Stelaż dla materaca – tu można trafić na dwa typy sprzedawców, albo za wszelką cenę chcą sprzedać stelaż elastyczny dla materaca bonelowego lub kieszeniowego lub nie wspominają o konieczności (wymogu producenta) użycia stelaża elastycznego dla materacy zbudowanych z lateksu i/lub pianki.
Zawsze potem dokupię dodatkowy mebel w tym kolorze – pozorna oszczędność, sprzedawca teraz sprzeda mebel. Pomijana informacja: kupujący będzie miał bardzo poważny problem ze znalezieniem mebli o tym samym kolorze.
Materac piankowy lub lateksowy dla dziecka
Tkanina na meblach tapicerowanych – „świetna tkanina”, „idealna do domu” itp. Taki standard w branży to Oeko-Tex Standard 100. Tkanina z takim symbolem oznacza, że posiada atest produkcji bez komponentów będących szkodliwymi dla zdrowia człowieka. Sprzedawca powinien posiadać wiedzę, czy producent mebla posiada ten atest. Jeżeli mebel go nie posiada to oznacza w praktyce, że nie wiadomo jak zrobiono jego obicie. Rzadziej spotykany to FIRA – atest trudnopalności instytutu brytyjskiego.
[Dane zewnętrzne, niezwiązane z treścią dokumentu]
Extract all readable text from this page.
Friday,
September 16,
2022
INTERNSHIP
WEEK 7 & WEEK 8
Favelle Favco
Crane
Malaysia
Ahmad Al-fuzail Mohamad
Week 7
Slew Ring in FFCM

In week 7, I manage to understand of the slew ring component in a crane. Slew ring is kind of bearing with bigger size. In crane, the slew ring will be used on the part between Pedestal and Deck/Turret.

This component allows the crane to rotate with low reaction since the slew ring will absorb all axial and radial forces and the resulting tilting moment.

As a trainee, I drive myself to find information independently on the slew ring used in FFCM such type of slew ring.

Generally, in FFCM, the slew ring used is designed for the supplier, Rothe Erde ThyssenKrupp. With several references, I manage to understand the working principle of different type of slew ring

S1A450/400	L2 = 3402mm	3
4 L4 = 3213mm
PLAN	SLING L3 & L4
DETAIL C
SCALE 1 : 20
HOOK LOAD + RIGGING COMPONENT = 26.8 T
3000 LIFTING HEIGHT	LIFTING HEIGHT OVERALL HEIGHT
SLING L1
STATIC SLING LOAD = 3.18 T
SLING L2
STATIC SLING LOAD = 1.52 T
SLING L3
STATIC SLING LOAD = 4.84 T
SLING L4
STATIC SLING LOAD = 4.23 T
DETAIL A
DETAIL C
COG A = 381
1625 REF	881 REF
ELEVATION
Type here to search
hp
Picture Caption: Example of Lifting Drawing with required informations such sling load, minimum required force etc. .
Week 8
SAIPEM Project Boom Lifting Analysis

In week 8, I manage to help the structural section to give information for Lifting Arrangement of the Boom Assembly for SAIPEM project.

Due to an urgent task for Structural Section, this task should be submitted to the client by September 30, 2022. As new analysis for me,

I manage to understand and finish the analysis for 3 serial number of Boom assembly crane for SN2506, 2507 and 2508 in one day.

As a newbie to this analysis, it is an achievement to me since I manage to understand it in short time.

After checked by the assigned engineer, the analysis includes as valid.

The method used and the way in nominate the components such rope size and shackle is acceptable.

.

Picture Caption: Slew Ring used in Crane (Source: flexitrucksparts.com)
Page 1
Materac piankowy lub lateksowy dla dziecka -„Panie weź Pan lateks, na dziecku nie oszczędzaj”. Tak. Pod warunkiem, że to materac dedykowany dla dzieci. Czego nie powie sprzedawca mebli? Po prostu materace dla dorosłych mają 7 stref „twardości” na całej swojej długości-dziecko ze względu na swój wzrost „wpada” w dziurę środkowej strefy, która jest miękka. Gdzieś tam pomiędzy krzyczy jeszcze informacja, że lateksy mogą uczulać (bardzo rzadko, ale mogą). Materac piankowy lub lateksowy dla dziecka to materac bezstrefowy o twardości H1.